Mexico’s Search for a New Development Strategy
Dwight S. Brother and Adele E. Wick (editors)
Westview Press, Boulder, CO, USA, 1990,378 pp., $39.95.
Since the oil price shock of the early 1980s, there has been a significant restructuring of the Mexican economy, which is, in many ways, unique. The fiscal turnaround, trade liberalization, and privatization reforms have often gone further than Mexico’s external financiers and advisors could have hoped for. The papers in this edited volume, presented at a conference at Yale University, have been written by academics and policymakers in Mexico. The authors describe clearly and concisely the weakness of the previous development strategy, point out the move toward a new strategy, and analyze its political economy ramifications. Mexico’s debt problem is discussed in detail, highlighting the role of the debt overhang in retarding economic growth. The papers nicely lead up to the recently negotiated debt settlement between Mexico and its creditors. The analyses lend credibility to the optimistic view that robust growth will be the outcome of this long and painful process, and that the living standards of the poor and the middle class in Mexico, who have suffered for so long and with such patience, will improve.
Race to Save the Tropics
Robert Qoodland (editor)
Ecology & Economics for a Sustainable Future
Inland Press, Washington, DC, USA, 1990, xvi + 219 pp., $45 (hardback); $24.95 (paper).
This book, the first on applied tropical ecology, examines the many, often brave attempts to apply basic ecological principles to the pressing development issues of tropical countries. The issues discussed include agricultural development, agroforestry, tropical forest management, pest management, the planning of large-scale hydropower and irrigation schemes, and the challenge of integrating applied ecology with national conservation plans. An introductory chapter reviews the various impacts of economic development on the natural environment and maintains that applied ecology is critical to helping sustain the natural resources upon which societies depend. The authors contend that many of the tools for sustainable development are in place: national conservation strategies, the traditional wisdom of the small farmer and ancient cultures, and geographical information systems. Readers, however, will find the book particularly useful in demonstrating the integration of conservation with development and ecology with economics—the next intellectual step in the environment saga.
Developing Country Debt and Economic Performance
Jeffrey D. Sachs and Susan M. Collins (editors)
Country Studies—Indonesia, Korea, Philippines, Turkey, Vol. 3
University of Chicago Press, Chicago. IL. USA, 1990, x + 821 pp., $75.
This book is part of a larger NBER project on international debt completed in 1987; it presents case studies on eight highly indebted countries. The four countries included in the volume are the ones that have had the most successful economic experience, with the possible exception of the Philippines, which has not quite lived up to expectations. The studies provide not only a comprehensive economic history of the last 20 or 30 years, but also an insightful analysis of policy decisions, and of the lessons to be derived from them. The only exception, coincidentally, is the study on the Philippines, where the authors devote most of their efforts to discuss the relative merits of individual policymakers under the Aquino Government, or describe the fortunes of certain individual entrepreneurs under the Marcos regime.

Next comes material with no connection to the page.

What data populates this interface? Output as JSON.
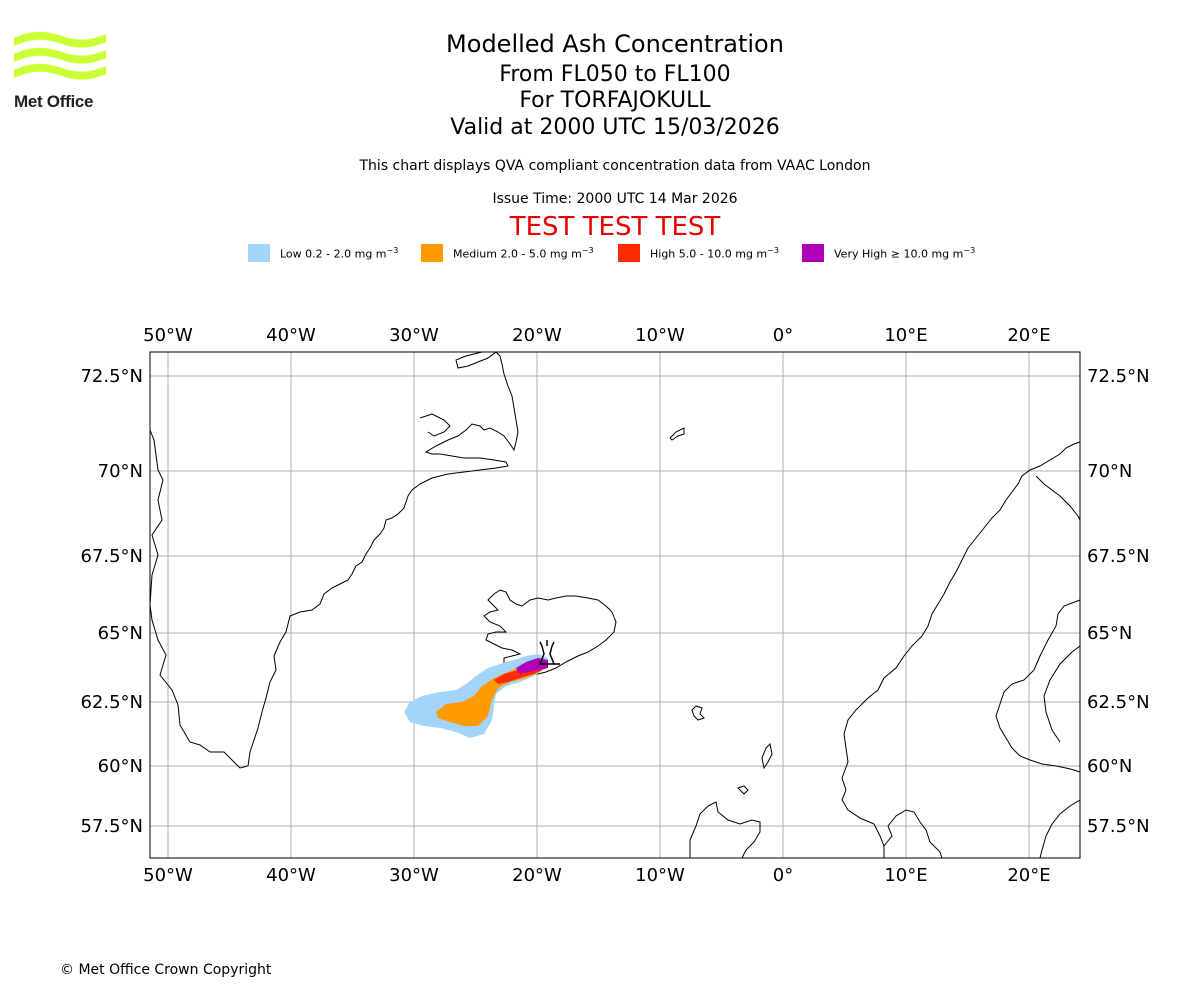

Public Enterprises in Pakistan
Robert LaPorte Jr. and Muntazar Bashir Ahmed
The Hidden Crisis in Economic Development
Westview Press, Boulder, CO, USA, 1989, xix + 219 pp., $24.95.
Given the increasing emphasis, by multilateral lenders and by LDC governments themselves, on improving the performance of parastatals in the developing world, this study should provide useful guidance for policymakers. It offers not only an economic and financial analysis of the public sector and individual parastatals, but also an explanation of the administrative links between them and the government that affect decisionmaking. These relationships are by no means unique to Pakistan, making this book interesting for readers in other developing countries seeking either to privatize or to improve the efficiency of their public sectors.
The World Bank and the Environmental Challenge
Philippe Le Prestre
Susquehana University Press, Cranbury, NJ, USA, 1989,263 pp., $36.50.
In recent years, environmental degradation and its effects on economic development has become a matter of utmost importance for nations throughout the world. This has led to the search for a “leader,” a role that, for many, seemed uniquely suited to the World Bank. This book provides an overview of the Bank’s evolving environmental policy, focusing on the institution’s internal and external constraints, the controversy that has surrounded its environmental record in the 1980s, and the prospects for change following the major 1987 reorganization. It offers a useful insight into the dynamics of the Bank’s interactions with member nations, nongovernmental organizations, and other multilateral agencies. The author concludes that the Bank will have to play a crucial role in the years ahead as mankind has little time left to adjust to ecological scarcity. Although the 1987 reorganization of the Bank will not eliminate the internal and external constraints on policy, he says it may well increase the Bank’s ability to respond efficiently and effectively to the environmental challenge.